Również autorzy działu Zbliżenie wskazują różnice pomiędzy sposobami funkcjonowania tych samych obrazów w społeczeństwach zaawansowanego i wdrażanego kapitalizmu. Krzysztof Świrek opisuje przesunięcie, jakiemu w Polsce epoki transformacji podlegają odczytania amerykańskiego kina akcji, nierzadko krytycznego wobec praktyk kulturowych kapitalizmu (np. kultury korporacyjnej czy szeroko zakrojonej prywatyzacji). Autor analizuje VHS – właściwości technologiczne, cechy obrazu, sposoby obiegu i dystrybucji – jako metaobraz i metatechnologię „fazy przejściowej polskiego kapitalizmu”. Jedną z cech polskiego kapitalizmu (oraz polskiego realizmu kapitalistycznego) jest również trudność z uchwyceniem momentu jego rozpoczęcia. Pierwsze wypożyczalnie i firmy dystrybucyjne pojawiają się w Polsce jeszcze przed rokiem 1989, w oficjalnej historiografii funkcjonującym jako rok przełomu. Podobnie jest z opisywanymi przez Mirosława Filiciaka treściami i praktykami związanymi z innym nośnikiem wolnorynkowej ideologii, czyli z pierwszymi grami komputerowymi (grami wideo). W artykule Gra w kapitalizm podważona zostaje między innymi jednoznaczność powiązania ekonomiczno-politycznego przełomu i technologii informatycznych, a opowieść o oddolnej kulturze gier uzupełniona zostaje wizją zaangażowania państwa (socjalistycznego) w rozwój tej nowoczesnej gałęzi przemysłu i kultury. Z kolei Monika Borys przygląda się oddolnej estetyce teledysków disco polo, w zaskakujący sposób łączących treści wolnorynkowych fantazji z romantycznymi obrazami polskości. Discopolowe „bayerowanie” staje się w tekście Borys taktyką negocjacji różnych porządków i aksjologii, a także wprowadzania w pole widzenia tego, co marginalne (prowincjonalne).
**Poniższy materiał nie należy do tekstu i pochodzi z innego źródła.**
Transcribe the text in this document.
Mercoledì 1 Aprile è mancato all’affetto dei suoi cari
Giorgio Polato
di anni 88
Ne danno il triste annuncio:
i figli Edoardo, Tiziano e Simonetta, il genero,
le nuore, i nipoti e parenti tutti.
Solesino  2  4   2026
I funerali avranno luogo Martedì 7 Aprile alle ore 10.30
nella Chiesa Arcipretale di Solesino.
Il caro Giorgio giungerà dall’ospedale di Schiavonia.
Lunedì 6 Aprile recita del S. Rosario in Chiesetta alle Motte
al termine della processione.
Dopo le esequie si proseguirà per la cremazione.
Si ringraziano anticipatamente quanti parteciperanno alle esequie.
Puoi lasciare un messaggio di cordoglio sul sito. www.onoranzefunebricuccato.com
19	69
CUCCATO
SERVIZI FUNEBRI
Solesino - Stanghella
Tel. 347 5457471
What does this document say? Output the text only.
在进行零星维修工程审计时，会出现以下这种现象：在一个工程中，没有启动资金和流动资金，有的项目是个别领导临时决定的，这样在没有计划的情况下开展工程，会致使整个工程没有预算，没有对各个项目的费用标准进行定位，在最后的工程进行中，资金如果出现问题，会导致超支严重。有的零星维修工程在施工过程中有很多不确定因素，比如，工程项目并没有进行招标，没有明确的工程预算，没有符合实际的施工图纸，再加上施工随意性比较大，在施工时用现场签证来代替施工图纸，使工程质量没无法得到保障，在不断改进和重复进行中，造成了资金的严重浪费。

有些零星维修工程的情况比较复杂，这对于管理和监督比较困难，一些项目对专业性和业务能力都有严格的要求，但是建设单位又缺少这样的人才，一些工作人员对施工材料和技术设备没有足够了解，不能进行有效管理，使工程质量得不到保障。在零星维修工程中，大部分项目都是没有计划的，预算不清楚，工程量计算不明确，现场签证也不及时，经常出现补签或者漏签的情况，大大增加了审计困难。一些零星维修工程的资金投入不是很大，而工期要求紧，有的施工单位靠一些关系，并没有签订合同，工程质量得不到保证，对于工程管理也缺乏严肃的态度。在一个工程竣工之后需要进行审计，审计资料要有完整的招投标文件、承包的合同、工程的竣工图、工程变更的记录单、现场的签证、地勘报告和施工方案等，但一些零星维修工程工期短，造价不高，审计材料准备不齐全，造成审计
Estetycznym przesunięciom – przeprowadzanym jednak w systemie odgórnej i dominującej ideologii – przygląda się również Magda Szcześniak w artykule Słabe obrazy klasy średniej. Autorka analizuje rolę obrazów w kształtowaniu transformacyjnej klasy średniej. Nowe obrazy stają się narzędziem do komunikowania wykształcającego się „etosu” nowej klasy oraz budowania kodów estetycznych, pozwalających osobom aspirującym do klasy średniej na wzajemne rozpoznanie. W toku rozwoju transformacji widoczne staje się pęknięcie estetyczne o ważnym znaczeniu politycznym i społecznym, dzielące nową warstwę na nowoczesną i nadążającą za zachodnimi wzorami klasę średnią oraz nienowoczesnych, obciachowych nuworyszy, niezdolnych do poskromienia potrzeby epatowania bogactwem.

***

Teksty poświęcone przemianom polskiej kultury wizualnej w latach 80. i 90. zostają w numerze uzupełnione między innymi o dwa tłumaczenia esejów omawiających związki formuł reprezentacji z dominującymi modelami ideologicznymi. W artykule Autentyczny resentyment, rozdziale książki The Political Unconscious. Narrative as a Socially Symbolic Act, Fredric Jameson analizuje powieści George’a Gissinga jako wzmacniające narrację o nieprzepuszczalności barier klasowych i niemożliwości awansu społecznego. Tekst Jamesona, czytany w kontekście polskiego realizmu kapitalistycznego, dostarcza wciąż aktualnych narzędzi krytyki dominujących form opowiadania o strukturze klasowej. Z kolei w tytułowym rozdziale książki Cruel Optimism Lauren Berlant proponuje pojęcie „okrutnego optymizmu” na opisanie złożonych praktyk afektywnych podejmowanych przez podmioty na co dzień wykluczane i prześladowane w czasach późnego kapitalizmu – praktyk mających na celu podtrzymania iluzji dobrego życia, majaczącego gdzieś na horyzoncie. Porzucając prostą krytykę „fałszywej świadomości”, Berlant przygląda się formułom „okrutnego optymizmu”, funkcjonującym jak „heterotopie suwerenności wśród strukturalnych nierówności, zawirowań politycznych i innych intymnych rozczarowań”.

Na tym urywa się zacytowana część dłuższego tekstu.